Man! I think there's something to this.
For me, value is an emergent property of groups. (Could even be a group like a couple.) We can - and must - still attend to our personal needs, and if a group is consistently ignoring our personal needs, we gotta bail! But I think evaluating everything by what's the most good for the most people - with us as one of those people - is a more moral way to be.
I've reached the halfway point of Iain McGilchrist's "The Master and His Emissary: The Divided Brain and the Making of the Western World" where he pivots from the physiological to the cultural.
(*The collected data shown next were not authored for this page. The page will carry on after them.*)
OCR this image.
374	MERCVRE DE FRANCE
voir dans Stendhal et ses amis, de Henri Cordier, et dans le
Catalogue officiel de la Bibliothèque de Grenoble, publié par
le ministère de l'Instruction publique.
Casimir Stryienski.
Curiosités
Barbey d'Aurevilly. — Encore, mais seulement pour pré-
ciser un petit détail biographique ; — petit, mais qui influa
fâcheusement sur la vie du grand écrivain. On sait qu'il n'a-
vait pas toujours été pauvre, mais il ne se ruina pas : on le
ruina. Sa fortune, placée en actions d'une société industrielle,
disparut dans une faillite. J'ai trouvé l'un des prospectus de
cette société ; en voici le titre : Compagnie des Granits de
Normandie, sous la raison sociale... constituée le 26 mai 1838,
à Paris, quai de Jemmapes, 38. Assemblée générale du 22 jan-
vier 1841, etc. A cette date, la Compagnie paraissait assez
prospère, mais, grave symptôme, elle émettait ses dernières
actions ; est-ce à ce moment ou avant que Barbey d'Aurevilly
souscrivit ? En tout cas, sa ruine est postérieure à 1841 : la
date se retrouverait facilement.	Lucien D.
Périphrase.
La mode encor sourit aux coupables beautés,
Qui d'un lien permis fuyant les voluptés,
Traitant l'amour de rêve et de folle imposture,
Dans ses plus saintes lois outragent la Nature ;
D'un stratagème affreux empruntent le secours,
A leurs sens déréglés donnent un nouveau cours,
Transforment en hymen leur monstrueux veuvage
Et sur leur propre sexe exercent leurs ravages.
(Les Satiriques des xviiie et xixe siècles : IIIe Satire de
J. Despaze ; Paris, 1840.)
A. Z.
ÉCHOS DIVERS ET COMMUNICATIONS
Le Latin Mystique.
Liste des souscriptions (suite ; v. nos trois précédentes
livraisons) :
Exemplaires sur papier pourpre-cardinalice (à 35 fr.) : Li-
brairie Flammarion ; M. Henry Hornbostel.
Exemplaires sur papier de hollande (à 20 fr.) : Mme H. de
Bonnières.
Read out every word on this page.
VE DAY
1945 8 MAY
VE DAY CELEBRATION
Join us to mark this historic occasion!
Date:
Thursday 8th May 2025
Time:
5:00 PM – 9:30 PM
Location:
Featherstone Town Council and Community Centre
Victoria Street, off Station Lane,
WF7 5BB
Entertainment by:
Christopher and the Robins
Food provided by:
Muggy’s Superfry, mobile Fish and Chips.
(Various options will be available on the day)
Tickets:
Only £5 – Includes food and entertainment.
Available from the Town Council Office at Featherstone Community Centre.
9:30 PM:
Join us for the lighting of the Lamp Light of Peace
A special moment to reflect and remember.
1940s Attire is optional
The duality he focuses on (left hemisphere / rationalized / focused on what we want the world to be VS right hemisphere / intuitive / focused on what the world is) has a lot of names and manifestations: Nietzsche said Apollonian vs Dionysian, Zen and the Art of Motorcycle Maintenance said the Classical way of knowing vs the Romantic (nice summary here.)
As always I'm distrustful of "intuitive" side. (Come to think of it, "I don't think my gut feelings are particularly trustworthy" is one of the earliest self-reflective tropes I remember making.) I think it's too easy to romanticize the intuitive - like I understand that our subconscious has a wisdom that the cleverness of the merely rational side lacks - the intuitive self has a viewpoint that is bigger and slower to form - but it's a product of its environment just like everything else is, and it doesn't have a special mainline connection to the Truth.
So combining that tweet dialog with "divided brain" thinking: siding with the "rational" brain, despite its emotional immaturity (frustration and willingness to confabulate when things "don't add up") is a form of radical, wide-ranging empathy. The rational brain is more about the exteriority - the surfaces where we connect - than our own murkier interiorities. It says the most important reality - the best place to draw our values from - is consensus reality. Rationality has error-correcting mechanisms and - in theory - the rationalistic brain is better posed to take other viewpoints into account (even though it also seems more likely to throw temper tantrums when its assumptions and desire to control the world are being challenged! Recognizing the source of that anger is a newer insight for me)
This brings me to my second point. Democracy demands that the religiously motivated translate their concerns into universal, rather than religion-specific, values. It requires that their proposals be subject to argument, and amenable to reason. I may be opposed to abortion for religious reasons, but if I seek to pass a law banning the practice, I cannot simply point to the teachings of my church or evoke God's will. I have to explain why abortion violates some principle that is accessible to people of all faiths, including those with no faith at all.That "subject to argument, and amenable to reason" is a line that has stuck with me. I think it should apply to both ideas that spring from religious belief and that spring from personal intuition.